I’m guessing this isn’t news, but being human includes having feelings. All of them. Including anxiety. Emotions serve a purpose. Feel anxious before a job interview? Of course you do. It’s normal, and sends your body the signal “This is something I care about. Prepare.” Get nervous before interacting with new people? Connecting with others is meaningful to you, and your body is letting you know. These are clean emotions, feelings that are natural, human, and worth accepting in order to live a value driven life.

Humans are drawn to challenge, to risky things, and our bodies are designed to produce anxiety when risky things are around. So accept and embrace these emotions.

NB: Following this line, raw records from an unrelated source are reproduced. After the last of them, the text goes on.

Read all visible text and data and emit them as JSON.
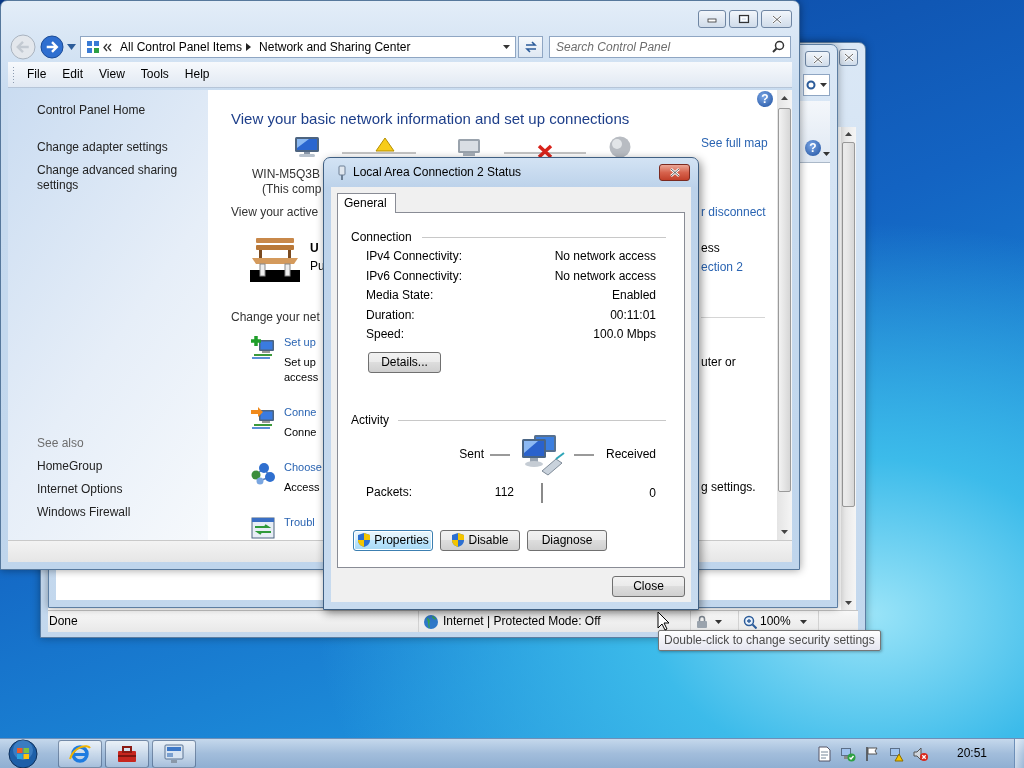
{
  "browser_window": {
    "status": "Done",
    "zone": "Internet | Protected Mode: Off",
    "zoom": "100%",
    "tooltip": "Double-click to change security settings"
  },
  "explorer_window": {
    "help": "?"
  },
  "control_panel": {
    "nav": {
      "back_enabled": false,
      "forward_enabled": true
    },
    "address": {
      "segments": [
        "All Control Panel Items",
        "Network and Sharing Center"
      ]
    },
    "search": {
      "placeholder": "Search Control Panel"
    },
    "menu": [
      {
        "label": "File"
      },
      {
        "label": "Edit"
      },
      {
        "label": "View"
      },
      {
        "label": "Tools"
      },
      {
        "label": "Help"
      }
    ],
    "sidebar": {
      "links": [
        "Control Panel Home",
        "Change adapter settings",
        "Change advanced sharing settings"
      ],
      "see_also_title": "See also",
      "see_also": [
        "HomeGroup",
        "Internet Options",
        "Windows Firewall"
      ]
    },
    "main": {
      "help": "?",
      "heading": "View your basic network information and set up connections",
      "see_full_map": "See full map",
      "computer_name": "WIN-M5Q3B",
      "computer_note": "(This comp",
      "active_heading": "View your active",
      "active_link": "r disconnect",
      "network_name": "U",
      "network_type": "Pu",
      "access_text": "ess",
      "connection_link": "ection 2",
      "change_heading": "Change your net",
      "tasks": [
        {
          "kind": "setup",
          "link": "Set up",
          "lines": [
            "Set up",
            "access"
          ],
          "right_text": "uter or"
        },
        {
          "kind": "connect",
          "link": "Conne",
          "lines": [
            "Conne"
          ]
        },
        {
          "kind": "homegroup",
          "link": "Choose",
          "lines": [
            "Access"
          ],
          "right_text": "g settings."
        },
        {
          "kind": "troubleshoot",
          "link": "Troubl"
        }
      ]
    }
  },
  "dialog": {
    "title": "Local Area Connection 2 Status",
    "tabs": [
      {
        "label": "General",
        "selected": true
      }
    ],
    "connection": {
      "heading": "Connection",
      "rows": [
        {
          "label": "IPv4 Connectivity:",
          "value": "No network access"
        },
        {
          "label": "IPv6 Connectivity:",
          "value": "No network access"
        },
        {
          "label": "Media State:",
          "value": "Enabled"
        },
        {
          "label": "Duration:",
          "value": "00:11:01"
        },
        {
          "label": "Speed:",
          "value": "100.0 Mbps"
        }
      ]
    },
    "details_button": {
      "label": "Details..."
    },
    "activity": {
      "heading": "Activity",
      "sent": "Sent",
      "received": "Received",
      "packets_label": "Packets:",
      "packets_sent": "112",
      "packets_received": "0"
    },
    "buttons": [
      {
        "label": "Properties",
        "shield": true,
        "focused": true
      },
      {
        "label": "Disable",
        "shield": true,
        "focused": false
      },
      {
        "label": "Diagnose",
        "shield": false,
        "focused": false
      }
    ],
    "close_button": {
      "label": "Close"
    }
  },
  "taskbar": {
    "buttons": [
      {
        "kind": "browser"
      },
      {
        "kind": "toolbox"
      },
      {
        "kind": "monitor"
      }
    ],
    "tray": [
      {
        "kind": "document"
      },
      {
        "kind": "network-ok"
      },
      {
        "kind": "flag"
      },
      {
        "kind": "network-warning"
      },
      {
        "kind": "speaker-muted"
      }
    ],
    "clock": "20:51"
  }
}
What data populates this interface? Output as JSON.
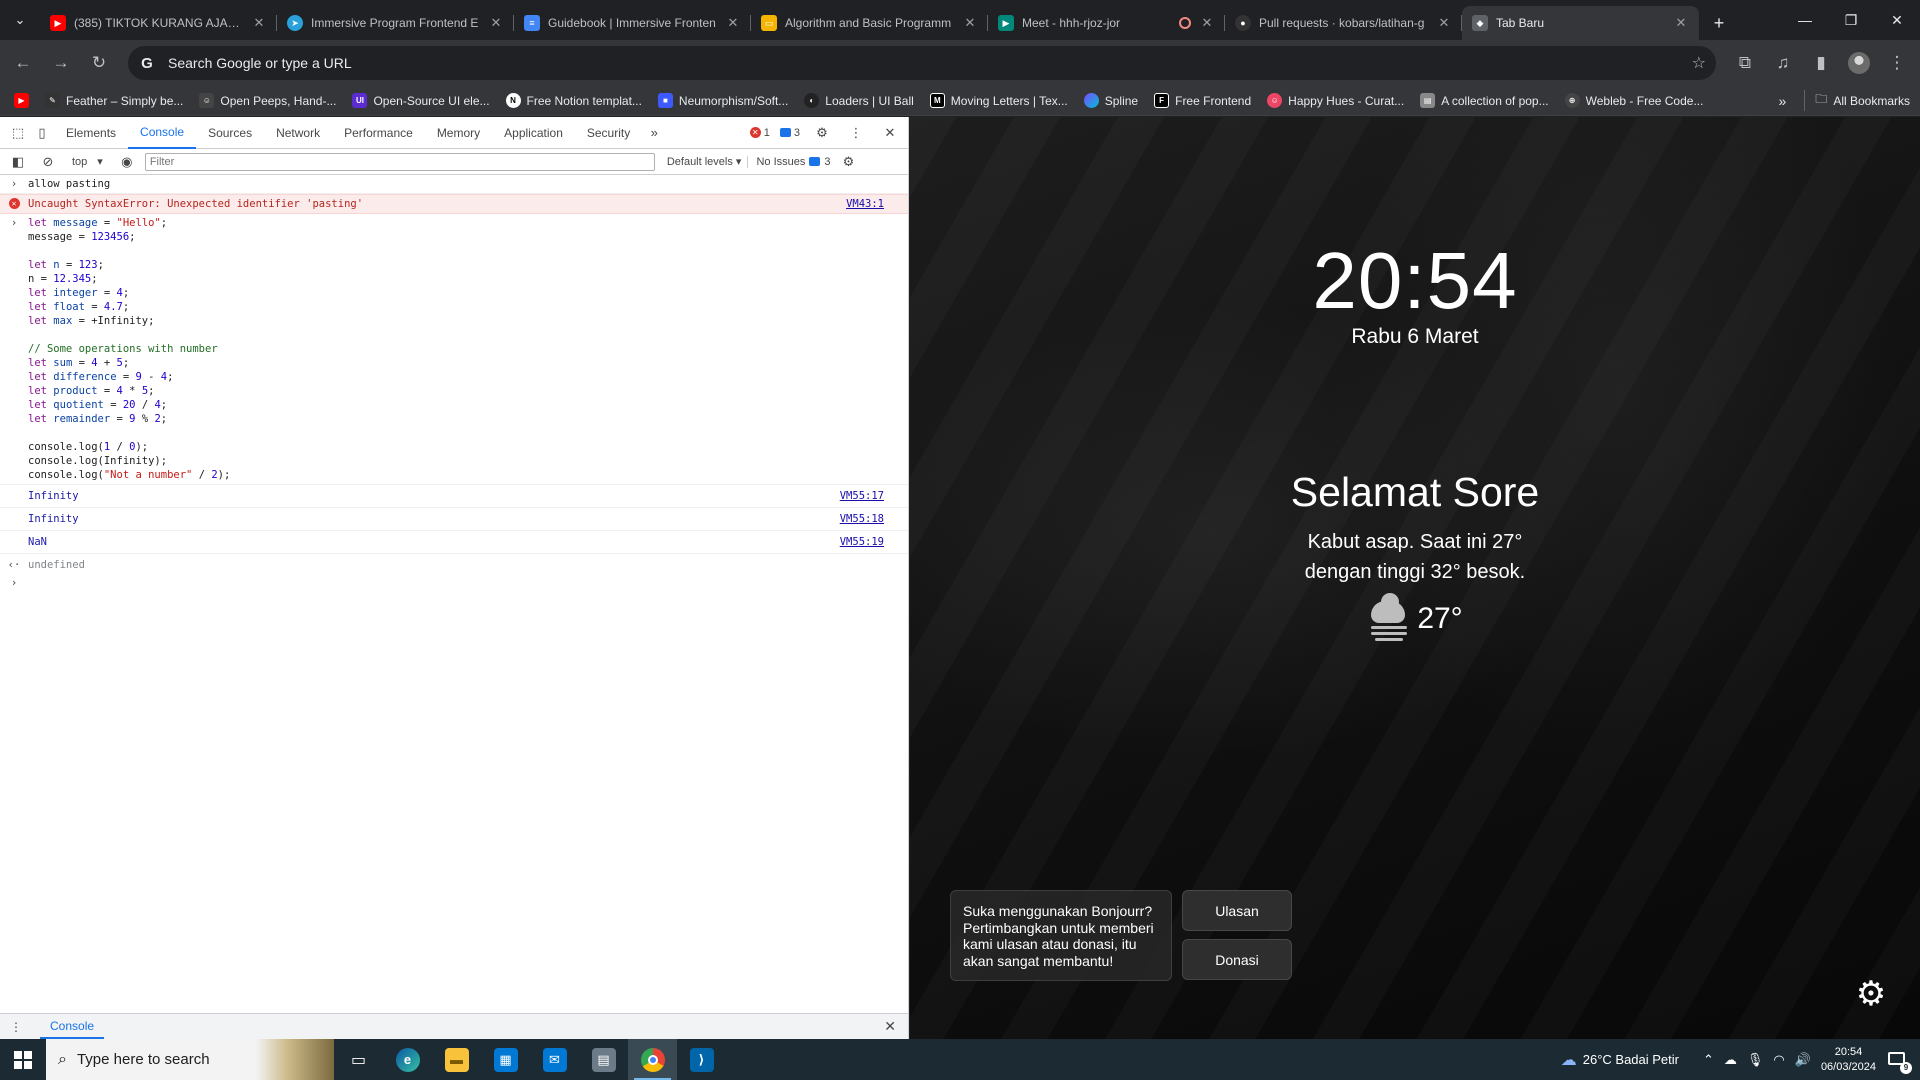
{
  "browser": {
    "tabs": [
      {
        "title": "(385) TIKTOK KURANG AJAR KE",
        "favicon_color": "#ff0000",
        "favicon_glyph": "▶"
      },
      {
        "title": "Immersive Program Frontend E",
        "favicon_color": "#2aa1da",
        "favicon_glyph": "➤"
      },
      {
        "title": "Guidebook | Immersive Fronten",
        "favicon_color": "#4285f4",
        "favicon_glyph": "≡"
      },
      {
        "title": "Algorithm and Basic Programm",
        "favicon_color": "#f4b400",
        "favicon_glyph": "▭"
      },
      {
        "title": "Meet - hhh-rjoz-jor",
        "favicon_color": "#00897b",
        "favicon_glyph": "▶",
        "recording": true
      },
      {
        "title": "Pull requests · kobars/latihan-g",
        "favicon_color": "#333333",
        "favicon_glyph": "●"
      },
      {
        "title": "Tab Baru",
        "favicon_color": "#5f6368",
        "favicon_glyph": "◆",
        "active": true
      }
    ],
    "omnibox_placeholder": "Search Google or type a URL",
    "bookmarks": [
      {
        "label": "",
        "color": "#ff0000",
        "glyph": "▶"
      },
      {
        "label": "Feather – Simply be...",
        "color": "#333333",
        "glyph": "✎"
      },
      {
        "label": "Open Peeps, Hand-...",
        "color": "#444444",
        "glyph": "☺"
      },
      {
        "label": "Open-Source UI ele...",
        "color": "#5b2dd1",
        "glyph": "UI"
      },
      {
        "label": "Free Notion templat...",
        "color": "#ffffff",
        "glyph": "N"
      },
      {
        "label": "Neumorphism/Soft...",
        "color": "#3d5afe",
        "glyph": "■"
      },
      {
        "label": "Loaders | UI Ball",
        "color": "#222222",
        "glyph": "◐"
      },
      {
        "label": "Moving Letters | Tex...",
        "color": "#000000",
        "glyph": "M"
      },
      {
        "label": "Spline",
        "color": "#7c4dff",
        "glyph": "●"
      },
      {
        "label": "Free Frontend",
        "color": "#000000",
        "glyph": "F"
      },
      {
        "label": "Happy Hues - Curat...",
        "color": "#ef4565",
        "glyph": "☺"
      },
      {
        "label": "A collection of pop...",
        "color": "#888888",
        "glyph": "▤"
      },
      {
        "label": "Webleb - Free Code...",
        "color": "#444444",
        "glyph": "⊕"
      }
    ],
    "all_bookmarks": "All Bookmarks"
  },
  "devtools": {
    "tabs": [
      "Elements",
      "Console",
      "Sources",
      "Network",
      "Performance",
      "Memory",
      "Application",
      "Security"
    ],
    "active_tab": "Console",
    "error_count": "1",
    "message_count": "3",
    "context": "top",
    "filter_placeholder": "Filter",
    "levels": "Default levels",
    "issues": "No Issues",
    "issues_count": "3",
    "drawer_tab": "Console",
    "console": {
      "first_input": "allow pasting",
      "error_text": "Uncaught SyntaxError: Unexpected identifier 'pasting'",
      "error_src": "VM43:1",
      "outputs": [
        {
          "value": "Infinity",
          "src": "VM55:17"
        },
        {
          "value": "Infinity",
          "src": "VM55:18"
        },
        {
          "value": "NaN",
          "src": "VM55:19"
        }
      ],
      "return_value": "undefined"
    }
  },
  "newtab": {
    "clock": "20:54",
    "date": "Rabu 6 Maret",
    "greeting": "Selamat Sore",
    "weather_line1": "Kabut asap. Saat ini 27°",
    "weather_line2": "dengan tinggi 32° besok.",
    "temperature": "27°",
    "support_text": "Suka menggunakan Bonjourr? Pertimbangkan untuk memberi kami ulasan atau donasi, itu akan sangat membantu!",
    "review_button": "Ulasan",
    "donate_button": "Donasi"
  },
  "taskbar": {
    "search_placeholder": "Type here to search",
    "weather": "26°C  Badai Petir",
    "time": "20:54",
    "date": "06/03/2024",
    "notifications": "9"
  }
}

But I bet you’re thinking “But I feel too much anxiety, way more than most.”  Well, this is possible, and we’ll get to what creates more anxiety in a moment. But also consider you do not know what others feel. I encourage you to resist judging people’s insides by their outsides. You just can’t tell.

 

Back to what makes anxiety manageable versus overwhelming, clean versus muddy. Clean emotions can be intensely felt, but if left alone, they tend to be fleeting. They deliver their message and then either dissipate or come and go. Muddy emotions, on the other hand, can feel sticky and overwhelming. For example, you might muddy your emotions by judging yourself for having that feeling, telling yourself there’s something wrong with you, or to stop feeling anxiety, you shouldn’t feel anxiety. Now you’ve got not only the clean emotion to contend with, you’ve also got the muddiness that makes the anxiety bigger and frankly more confusing. Muddiness also happens when you start drifting your attention to other time periods. So it’s clean if you’re noticing the anxiety in the context of the here and now– e.g., I’m nervous about talking with this person I’m attracted to. It’s muddy if you start time traveling– e.g., I’m always going to look like a social moron or this is just like that time I talked to that girl freshman year and she shot be down and laughed because I was sweating up a storm.

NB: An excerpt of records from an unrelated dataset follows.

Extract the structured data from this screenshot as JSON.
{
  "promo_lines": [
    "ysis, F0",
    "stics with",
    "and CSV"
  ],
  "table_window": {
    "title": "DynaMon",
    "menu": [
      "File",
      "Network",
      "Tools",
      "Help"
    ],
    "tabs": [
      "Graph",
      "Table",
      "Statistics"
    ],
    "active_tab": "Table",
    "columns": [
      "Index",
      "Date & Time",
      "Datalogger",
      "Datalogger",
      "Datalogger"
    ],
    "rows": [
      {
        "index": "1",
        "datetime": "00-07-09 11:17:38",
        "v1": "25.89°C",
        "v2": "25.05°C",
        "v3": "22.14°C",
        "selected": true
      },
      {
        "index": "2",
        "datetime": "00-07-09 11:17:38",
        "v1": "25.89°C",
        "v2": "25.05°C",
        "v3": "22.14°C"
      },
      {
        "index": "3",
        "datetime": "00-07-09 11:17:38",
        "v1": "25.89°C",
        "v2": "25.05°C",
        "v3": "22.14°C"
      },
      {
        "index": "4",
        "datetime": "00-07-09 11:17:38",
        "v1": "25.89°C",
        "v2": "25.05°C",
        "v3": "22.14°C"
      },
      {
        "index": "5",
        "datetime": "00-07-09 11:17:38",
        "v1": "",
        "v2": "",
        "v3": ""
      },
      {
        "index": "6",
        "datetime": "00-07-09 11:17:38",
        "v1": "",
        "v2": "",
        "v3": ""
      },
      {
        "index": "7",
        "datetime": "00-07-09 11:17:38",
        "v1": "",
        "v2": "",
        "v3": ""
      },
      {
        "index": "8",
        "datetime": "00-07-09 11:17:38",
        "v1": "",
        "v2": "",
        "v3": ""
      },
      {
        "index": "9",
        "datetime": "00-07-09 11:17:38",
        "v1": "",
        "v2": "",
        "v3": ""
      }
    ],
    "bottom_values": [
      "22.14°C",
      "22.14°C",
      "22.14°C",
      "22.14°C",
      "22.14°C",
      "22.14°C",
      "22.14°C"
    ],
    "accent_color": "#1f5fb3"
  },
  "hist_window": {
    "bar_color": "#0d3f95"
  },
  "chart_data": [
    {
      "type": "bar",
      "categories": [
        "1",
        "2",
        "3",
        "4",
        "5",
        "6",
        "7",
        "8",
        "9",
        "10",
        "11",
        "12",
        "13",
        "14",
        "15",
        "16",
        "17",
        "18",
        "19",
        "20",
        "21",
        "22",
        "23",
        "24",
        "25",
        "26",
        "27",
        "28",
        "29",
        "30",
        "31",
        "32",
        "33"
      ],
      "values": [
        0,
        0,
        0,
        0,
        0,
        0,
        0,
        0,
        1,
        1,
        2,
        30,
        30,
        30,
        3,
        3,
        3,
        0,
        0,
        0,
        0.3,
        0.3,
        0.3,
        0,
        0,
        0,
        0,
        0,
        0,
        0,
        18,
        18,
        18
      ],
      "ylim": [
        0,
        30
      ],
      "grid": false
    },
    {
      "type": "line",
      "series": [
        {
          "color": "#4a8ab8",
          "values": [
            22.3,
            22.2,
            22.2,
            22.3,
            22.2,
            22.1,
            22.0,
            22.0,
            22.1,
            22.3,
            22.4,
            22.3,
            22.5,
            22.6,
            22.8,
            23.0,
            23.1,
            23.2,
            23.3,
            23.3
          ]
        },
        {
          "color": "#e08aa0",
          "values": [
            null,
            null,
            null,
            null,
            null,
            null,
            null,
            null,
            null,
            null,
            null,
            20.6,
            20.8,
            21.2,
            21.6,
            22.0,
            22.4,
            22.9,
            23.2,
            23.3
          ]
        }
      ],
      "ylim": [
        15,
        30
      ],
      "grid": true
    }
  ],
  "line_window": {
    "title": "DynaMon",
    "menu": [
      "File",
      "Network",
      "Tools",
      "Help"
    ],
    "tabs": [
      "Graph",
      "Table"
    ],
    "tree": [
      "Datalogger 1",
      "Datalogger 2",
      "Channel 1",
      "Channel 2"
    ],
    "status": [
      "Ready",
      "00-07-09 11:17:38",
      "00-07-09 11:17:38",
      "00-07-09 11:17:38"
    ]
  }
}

What to do instead? Well, first step is to notice it in the moment. Get curious about the details of these experiences, the thoughts and the feelings. Track it in writing. Use a thought record. Then get curious about the emotions. Categorize the clean parts, the muddy parts. Just bring your awareness to it at first. Then start practicing acceptance of clean emotions, literally say “hello, welcome” when you notice them. If you let them be there, they tend to pass on their own. And catch that moment when clean turns muddy and bring your attention to something in the present rather than feed those muddy emotions.